Marjorie Schuett, a volunteer with the League of Women Voters, was asked to register voters at the event. “Well, today is an important day, obviously,” Schuett said, adding that she had just come back from visiting suffrage exhibits in Washington, D.C., where she had a memorable conversation with a Lyft driver.
“This very lovely young man… was asking me what I had done that day,” Schuett recalled. “I told him that I had been at many of these suffrage exhibits, and he thought for a minute and he said, ‘I’m sorry. I’m ignorant about this. You mean there was a time when women couldn’t vote?’”
“It’s part of this importance of talking about this and the importance of using that vote,” Schuett said. “It’s as important today as it was then, as far as I’m concerned.”

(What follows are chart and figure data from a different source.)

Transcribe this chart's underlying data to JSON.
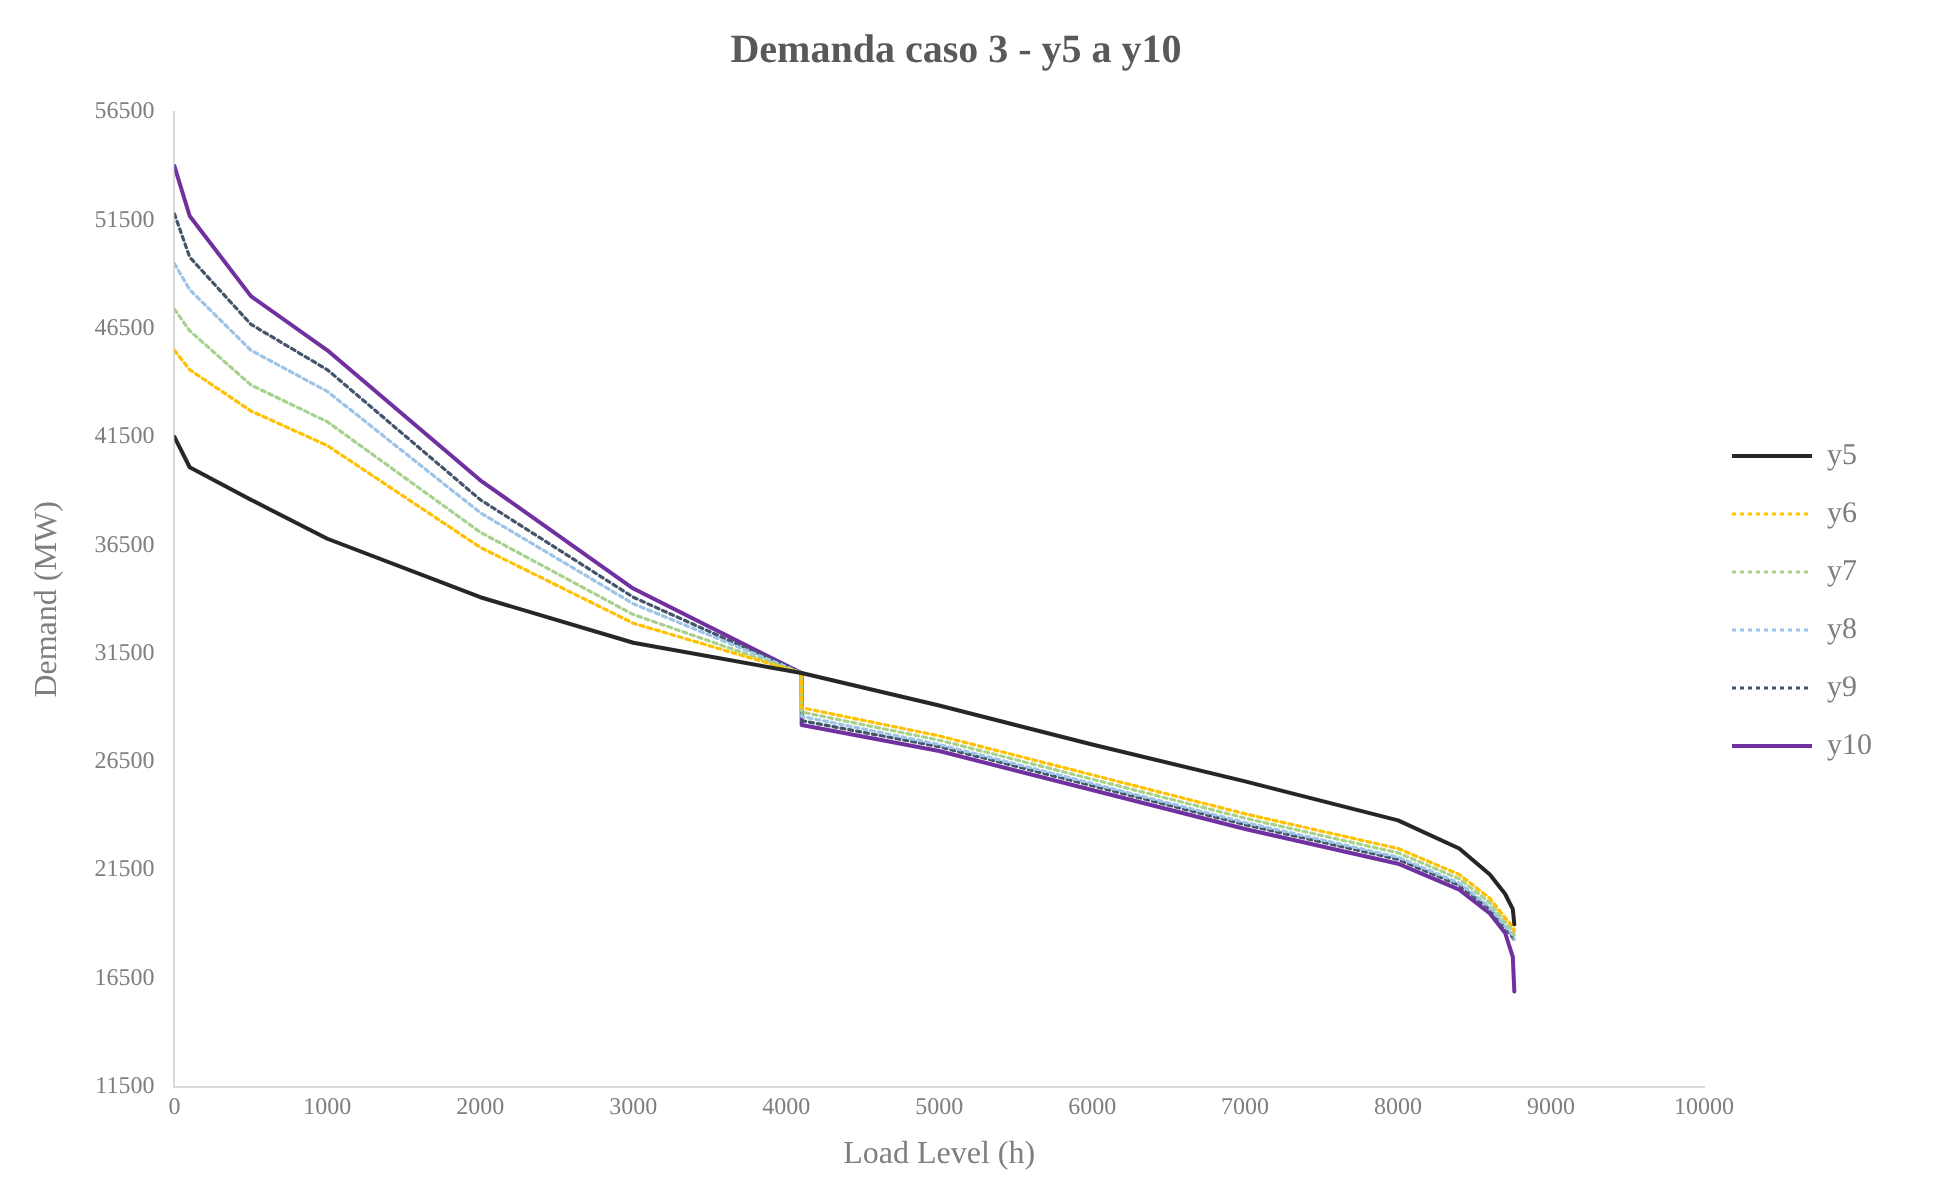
{
  "chart_data": {
    "type": "line",
    "title": "Demanda caso 3 - y5 a y10",
    "xlabel": "Load Level (h)",
    "ylabel": "Demand (MW)",
    "xlim": [
      0,
      10000
    ],
    "xticks": [
      0,
      1000,
      2000,
      3000,
      4000,
      5000,
      6000,
      7000,
      8000,
      9000,
      10000
    ],
    "ylim": [
      11500,
      56500
    ],
    "yticks": [
      11500,
      16500,
      21500,
      26500,
      31500,
      36500,
      41500,
      46500,
      51500,
      56500
    ],
    "grid": false,
    "legend": "right",
    "marker": "none",
    "series": [
      {
        "name": "y5",
        "color": "#262626",
        "line_style": "solid",
        "x": [
          0,
          100,
          500,
          1000,
          2000,
          3000,
          4100,
          5000,
          6000,
          7000,
          8000,
          8400,
          8600,
          8700,
          8750,
          8760
        ],
        "values": [
          41500,
          40100,
          38600,
          36800,
          34100,
          32000,
          30600,
          29100,
          27300,
          25600,
          23800,
          22500,
          21300,
          20400,
          19700,
          19000
        ]
      },
      {
        "name": "y6",
        "color": "#ffc000",
        "line_style": "dotted",
        "x": [
          0,
          100,
          500,
          1000,
          2000,
          3000,
          4100,
          4101,
          5000,
          6000,
          7000,
          8000,
          8400,
          8600,
          8700,
          8750,
          8760
        ],
        "values": [
          45500,
          44600,
          42700,
          41100,
          36400,
          32900,
          30600,
          29000,
          27700,
          25900,
          24100,
          22500,
          21300,
          20200,
          19300,
          18900,
          18700
        ]
      },
      {
        "name": "y7",
        "color": "#a9d18e",
        "line_style": "dotted",
        "x": [
          0,
          100,
          500,
          1000,
          2000,
          3000,
          4100,
          4101,
          5000,
          6000,
          7000,
          8000,
          8400,
          8600,
          8700,
          8750,
          8760
        ],
        "values": [
          47400,
          46400,
          43900,
          42200,
          37100,
          33300,
          30600,
          28800,
          27500,
          25700,
          23900,
          22300,
          21100,
          20000,
          19100,
          18700,
          18500
        ]
      },
      {
        "name": "y8",
        "color": "#9dc3e6",
        "line_style": "dotted",
        "x": [
          0,
          100,
          500,
          1000,
          2000,
          3000,
          4100,
          4101,
          5000,
          6000,
          7000,
          8000,
          8400,
          8600,
          8700,
          8750,
          8760
        ],
        "values": [
          49500,
          48300,
          45500,
          43600,
          38000,
          33800,
          30600,
          28600,
          27300,
          25500,
          23700,
          22100,
          20900,
          19800,
          18900,
          18500,
          18300
        ]
      },
      {
        "name": "y9",
        "color": "#44546a",
        "line_style": "dotted",
        "x": [
          0,
          100,
          500,
          1000,
          2000,
          3000,
          4100,
          4101,
          5000,
          6000,
          7000,
          8000,
          8400,
          8600,
          8700,
          8750,
          8760
        ],
        "values": [
          51800,
          49800,
          46700,
          44600,
          38600,
          34100,
          30600,
          28400,
          27200,
          25400,
          23600,
          22000,
          20800,
          19700,
          18800,
          18400,
          18200
        ]
      },
      {
        "name": "y10",
        "color": "#7030a0",
        "line_style": "solid",
        "x": [
          0,
          100,
          500,
          1000,
          2000,
          3000,
          4100,
          4101,
          5000,
          6000,
          7000,
          8000,
          8400,
          8600,
          8700,
          8750,
          8760
        ],
        "values": [
          54000,
          51700,
          48000,
          45500,
          39500,
          34500,
          30600,
          28200,
          27000,
          25200,
          23400,
          21800,
          20600,
          19500,
          18600,
          17500,
          15900
        ]
      }
    ]
  }
}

Beside Artus as she sewed was a vintage sewing box holding the stripes for her next three stops: Illinois, Michigan and Kansas. She will drive to each of the 36 state capitols on this 14-month, 17-trip endeavor. The flag will get its last stripe in August 2020, just two months before the voters — men and women of all backgrounds — cast their ballots for the next president. Artus hopes the flag might be hanging from a building in Washington, D.C., during the election.
“I want to involve as many people that want to get on this train as possible,” Artus said, noting that the 19th Amendment owes it ratification, following a “72-years-long nonviolent fight,” to people of a variety of parties and races. “I think every American can come feel good about the accomplishment of passing this amendment.”